Most important, though, the tragedies that afflicted Kennedy made him the kind of public servant he wanted to be, a politician who would fight for people who would never have the wealth, power, and privilege he possessed. The tragedies allowed him to know what it was like to live with a burden. It allowed him, in other words, to become Ted Kennedy.
Sarah Brady—whose husband, Jim, was the man behind the contentious Brady Bill of the 1990s—recalls how Kennedy helped in her long fight to pass gun-safety legislation. “[H]e was always working behind the scenes, lobbying his colleagues on our behalf,” she says, “yet he never wanted any credit for his efforts.” He got it, regardless. The NRA loathed Kennedy. In 2008, it blasted him as “the man who has cast more anti-gun votes than any other lawmaker in U.S. history.” That was perhaps the one thing that the gun folks and Kennedy could agree upon.
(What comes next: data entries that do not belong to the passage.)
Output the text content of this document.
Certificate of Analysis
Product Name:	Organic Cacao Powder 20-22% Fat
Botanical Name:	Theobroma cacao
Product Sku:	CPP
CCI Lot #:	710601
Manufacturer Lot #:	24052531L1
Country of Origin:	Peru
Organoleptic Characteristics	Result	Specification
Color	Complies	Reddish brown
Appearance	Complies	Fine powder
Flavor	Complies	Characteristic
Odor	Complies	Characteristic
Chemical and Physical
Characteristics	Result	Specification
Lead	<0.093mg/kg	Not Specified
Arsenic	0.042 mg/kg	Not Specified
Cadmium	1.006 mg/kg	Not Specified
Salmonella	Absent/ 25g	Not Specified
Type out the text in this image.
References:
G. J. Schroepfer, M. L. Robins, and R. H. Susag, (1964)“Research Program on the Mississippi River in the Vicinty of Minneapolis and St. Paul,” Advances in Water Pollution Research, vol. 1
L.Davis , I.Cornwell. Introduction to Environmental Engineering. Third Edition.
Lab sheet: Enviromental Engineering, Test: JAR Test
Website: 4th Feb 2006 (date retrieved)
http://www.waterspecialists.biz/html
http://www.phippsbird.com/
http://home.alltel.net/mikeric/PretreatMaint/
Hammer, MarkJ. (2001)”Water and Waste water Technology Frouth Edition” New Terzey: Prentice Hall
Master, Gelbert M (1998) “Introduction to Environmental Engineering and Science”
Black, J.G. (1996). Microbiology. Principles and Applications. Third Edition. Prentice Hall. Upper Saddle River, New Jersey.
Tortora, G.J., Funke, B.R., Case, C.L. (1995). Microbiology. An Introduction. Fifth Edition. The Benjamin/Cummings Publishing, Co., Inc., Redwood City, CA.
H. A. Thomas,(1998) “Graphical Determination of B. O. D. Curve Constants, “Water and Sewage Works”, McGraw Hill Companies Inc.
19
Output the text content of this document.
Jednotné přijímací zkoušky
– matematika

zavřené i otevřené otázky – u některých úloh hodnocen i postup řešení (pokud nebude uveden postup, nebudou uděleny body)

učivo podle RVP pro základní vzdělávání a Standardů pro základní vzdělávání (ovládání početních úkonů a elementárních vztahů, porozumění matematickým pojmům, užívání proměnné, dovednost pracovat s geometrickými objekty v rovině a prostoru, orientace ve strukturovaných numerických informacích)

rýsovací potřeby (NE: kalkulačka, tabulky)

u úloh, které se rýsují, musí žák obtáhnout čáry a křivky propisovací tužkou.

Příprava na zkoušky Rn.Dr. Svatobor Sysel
Kennedy called his “nay” vote on the 2002 Iraq War Resolution the best he ever cast in the Senate. But not for the reasons you might expect. His focus was not on just the geopolitical debate over peace and war, or even being on the “right” political side. It’s that Kennedy saw war’s personal costs more clearly than most of his colleagues.
In November 2003, he attended the funeral of John Hart of Bedford. There, Hart’s parents, Brian and Alma, told Kennedy about the lack of armor on their son’s Humvee. Two weeks later Kennedy held the first congressional hearings on body and vehicular armor. That armor is standard equipment on Humvees today. “Brian and his wife, Alma, turned that enormous personal tragedy into a remarkable force for change,” Kennedy told the National Press Club in January 2007. He could have been talking about himself.
He spent his life transforming his troubles into the nation’s gain. Seventeen years after Teddy Jr. lost his leg, for instance, Kennedy was instrumental in ushering through the passage of the Americans with Disabilities Act. And always there was Kennedy’s greatest sympathy: wanting to help those who lacked the healthcare that he could afford. In his memoir, True Compass, Kennedy describes how he committed himself to the issue after Bobby’s death in 1968: “I recognized that improving healthcare, and ensuring Americans’ ability to pay for it, would be my main mission, and I would fight for it for however long it would take.” Though he oversaw improvements in Medicaid and Medicare, the mission lasted longer than he could fight for it. Just as with his brother and civil rights, Ted Kennedy’s signature bill would have to succeed after his death.
In 1957, then-Senator John F. Kennedy chaired the panel that named Webster, Clay, Calhoun, LaFollette, and Taft as the greatest senators of all time. If such a panel existed today, JFK’s youngest brother would surely be at the top of that list.
Chiseled in granite near the graves of the three Kennedy brothers at Arlington National Cemetery is a quotation from Aeschylus that Bobby was known to recite. “In our sleep, pain that cannot forget falls drop by drop upon the heart, and in our despair, against our will, comes wisdom through the awful grace of God.” For the last of the brothers, there can be no better epitaph.